何况,韩梅跟卢燕应该也来往密切,刚才跟韩梅一起来上香的女人恐怕都是县上有头有脸的男人的家眷,说不定还有范先河的老婆呢。
如果自己把韩梅送去坐牢,岂不是跟这些人都生分了?今后还怎么在吴中县立足?
最重要的是,他不清楚韩梅跟丈母娘之间究竟有什么仇怨,以至于不惜偷走她刚出生的外孙女报复,万一其中牵扯到丈母娘当年不光彩的事情,到时候可又要闹得满城风雨了。
可一旦确定韩梅就是偷走自己女儿的幕后指使者,难道为了维持和如兰的关系和丈母娘的颜面就睁一只眼闭一只眼算了?
不会这么巧吧?难道这个扑朔离迷的案子就这么让自己轻而易举地破了?
“记住,不管这件事是不是这个婆娘干的,你自己知道就行,先不要告诉任何人。”李新年犹豫再三,最后冲张富强小声说道。
半个小时之后,谭冰一行从寺院走了出来。
既然卢燕来到了永昌镇这边,谭爱玲没有不邀请她去家里坐坐的道理,卢燕多半是看在谭冰和顾红的面子上答应了。
于是一群人回到了谭爱玲家里,正好快到吃午饭的时间了,谭爱玲马上让谭河军杀鸡买菜准备款待亲家母。
她心里很清楚,虽然自己的女儿嫁给了卢燕的儿子,可两家人门不当户不对,如果不是看在小妹的面子上,自己未必请得来呢,既然来了,自然要让亲家母看看自己也不是穷的叮当响的人家。
很快,李新年派去菜市场找摊主和小女孩的张富强回来了。
“怎么样?认出来了吗?”李新年有点迫不及待地问道。
说实话,他心里有些矛盾,一方面想抓到偷走女儿的“凶手”,另一方面却不希望是韩梅干的。
张富强小声道:“那个摊主不能确定,车更是认不出来,只是说人有点像,不过,没想到那个小女孩认出来了。
她说就是这个女人,我让她一再看照片,最后她还是一口咬定就是这个女人让她送的条子,我认为小女孩的话可信,因为她毕竟也十来岁了,记忆力肯定没问题。
何况当时她又没受到惊吓,反倒得到了二百块钱,应该对给钱的人印象深刻,所以,多半就是这个女人干的。”
李新年阴沉着脸没出声,他似乎有点理解女儿为什么会被送回来了。
看来,韩梅偷走孩子多半是为了出口气,或者说心理有点变态,可她这是冲着丈母娘来的,对孩子应该没有仇恨。
甚至也不应该恨自己和顾红,毕竟,她和丈母娘打交道的时候,顾红恐怕都没有出生呢。
也许,这才是她最后良心发现,或者迫于压力把孩子送回来的原因,当然,她可能天真地以为只要把孩子送回来就不会再有人追究了。

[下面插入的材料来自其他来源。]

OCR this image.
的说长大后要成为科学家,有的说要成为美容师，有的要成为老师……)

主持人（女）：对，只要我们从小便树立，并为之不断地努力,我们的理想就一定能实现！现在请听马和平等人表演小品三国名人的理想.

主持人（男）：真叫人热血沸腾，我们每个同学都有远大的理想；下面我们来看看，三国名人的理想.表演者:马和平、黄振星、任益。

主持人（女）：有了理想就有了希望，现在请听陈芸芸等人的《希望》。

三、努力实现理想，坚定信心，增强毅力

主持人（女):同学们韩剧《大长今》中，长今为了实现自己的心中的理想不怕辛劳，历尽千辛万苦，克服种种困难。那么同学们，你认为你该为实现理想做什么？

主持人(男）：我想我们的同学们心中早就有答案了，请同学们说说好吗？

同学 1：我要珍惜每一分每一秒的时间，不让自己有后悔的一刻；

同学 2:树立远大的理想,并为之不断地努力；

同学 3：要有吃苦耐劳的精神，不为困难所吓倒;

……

“怎么办?报案吧?让丨警丨察审讯那个女司机,不怕她不交代出幕后主使者。”张富强见李新年犹豫不决,谨慎道。
“那个车主是我丈母娘的一个老熟人,目前我还不清楚她跟我丈母娘究竟有什么仇,这事先别报案,反正我女儿已经平安回来了。”
“补报案?”张富强吃惊道:“可这是犯罪,罪犯应该受到惩罚,她主动送回孩子只能算犯罪中止,大不了减轻量刑,但罪责难逃。”
李新年只好模棱两可地说道:“这件事背后很复杂,我想先搞清楚事情的原委再做决定,你先不要把这件事告诉任何人。”
张富强一脸狐疑的样子,不过,既然老板这么说,他也不好多嘴。